Building Community Kurfürstenstrasse

The built community at Kurfürstenstrasse, located in Berlin Schöneberg, consists of 6 towers that overlap vertically and horizontally. It is a building conceived and developed together by the people living and working there. The result is 25 interconnected units that each have a very high space and several lower spaces.

The six towers that form the structure on a Berlin corner are an offset of the given two streets at a 104 degree angle and interlock with the urban space through projections and recesses. The house aims to offer new alternatives for cohabitation and to respond flexibly to individual needs and arrangements. The architecture does not prescribe sharing, but only enables it both internally and on an urban scale. While they vary in square meters, each unit consists of one double-high space passing through the building, with windows facing both the public street and the private courtyard. Except for bathrooms, there are no interior walls. Therefore, privacy or connection results from the placement of corners, levels, and sight-lines.

In our era of digital atomization, the notion of the commune feels both anachronistic and, perhaps, nostalgically out of reach. Meanwhile, in the real world, we continue to exist amongst other people – side by side on the train, in various cubicles of approximately equal size, or standing in line for any number of reasons. So we ask: How can we live together differently? To invite new possibilities, we’ve created a house that not only remains open – both to the world and its residents – but by the nature of its design, has the potential to start a new dialogue with the habits of its residents.

The building is not walled off to its surroundings. Directly in front, on Kurfürstenstrasse, is one of the oldest prostitution strips of Berlin. This northern exposure is loud and is the building’s street life, while also contrasting sharply with the staid, quiet, and sometimes green garden to the south. The architecture responds to these two drastically different aspects of life and is not intended as a moral comment or irony. It simply connects both the urban landscape and nature. – because both are beautiful and life affirming.

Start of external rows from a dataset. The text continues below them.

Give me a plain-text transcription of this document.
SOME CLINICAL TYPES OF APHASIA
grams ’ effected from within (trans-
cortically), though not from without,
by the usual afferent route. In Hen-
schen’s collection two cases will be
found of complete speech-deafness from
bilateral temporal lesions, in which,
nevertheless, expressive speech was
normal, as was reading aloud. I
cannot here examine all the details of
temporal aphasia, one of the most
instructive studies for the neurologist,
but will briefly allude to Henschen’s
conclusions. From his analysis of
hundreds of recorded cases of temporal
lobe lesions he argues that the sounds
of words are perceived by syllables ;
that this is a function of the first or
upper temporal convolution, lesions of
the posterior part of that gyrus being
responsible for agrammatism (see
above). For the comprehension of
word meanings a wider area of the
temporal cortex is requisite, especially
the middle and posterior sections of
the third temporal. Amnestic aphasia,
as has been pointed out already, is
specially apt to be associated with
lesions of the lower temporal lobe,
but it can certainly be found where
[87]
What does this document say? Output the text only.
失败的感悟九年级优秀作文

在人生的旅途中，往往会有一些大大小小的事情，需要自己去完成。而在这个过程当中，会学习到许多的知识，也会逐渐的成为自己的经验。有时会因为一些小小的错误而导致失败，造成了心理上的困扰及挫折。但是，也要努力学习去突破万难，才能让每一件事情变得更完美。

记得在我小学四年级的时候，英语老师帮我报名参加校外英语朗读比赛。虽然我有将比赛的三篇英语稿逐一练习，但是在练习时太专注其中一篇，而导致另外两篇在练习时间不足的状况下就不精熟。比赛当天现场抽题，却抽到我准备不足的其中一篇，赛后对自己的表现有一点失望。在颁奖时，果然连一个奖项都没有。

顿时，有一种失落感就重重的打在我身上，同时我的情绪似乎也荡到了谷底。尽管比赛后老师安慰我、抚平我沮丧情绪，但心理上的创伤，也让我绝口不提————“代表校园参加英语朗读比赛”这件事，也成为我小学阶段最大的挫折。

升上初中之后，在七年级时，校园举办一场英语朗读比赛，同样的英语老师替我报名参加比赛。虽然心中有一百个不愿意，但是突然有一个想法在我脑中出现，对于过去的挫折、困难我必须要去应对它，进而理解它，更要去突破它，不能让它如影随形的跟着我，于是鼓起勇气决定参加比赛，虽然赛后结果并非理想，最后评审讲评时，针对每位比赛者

The house is built from a few robust elements, with attention paid to an economical and simple use of materials. The project includes a green roof, cross ventilation in every space and careful use of energy but the building is fundamentally a project made from people. The inhabitants, who followed the project from its inception brought their strengths and weaknesses to the project. The architecture and the community itself reflect the challenges of people working and living together. The structure’s flexibility allows residents to create their private and shared spaces according to their own needs. Inhabitants are invited to renegotiate the traditional boundaries between themselves and their neighbors. The building seeks new forms of merging and meeting, challenging the community to use the space in new and different ways.

Steel columns support the concrete floor slabs. The standard bolted aluminium and glass facade is supplemented by opaque sliding aluminium panels for sound insulation, economy and weight. The polished screed floor and lightweight walls are the only finishes complementing the shell; interior concrete cores and railings are galvanized steel.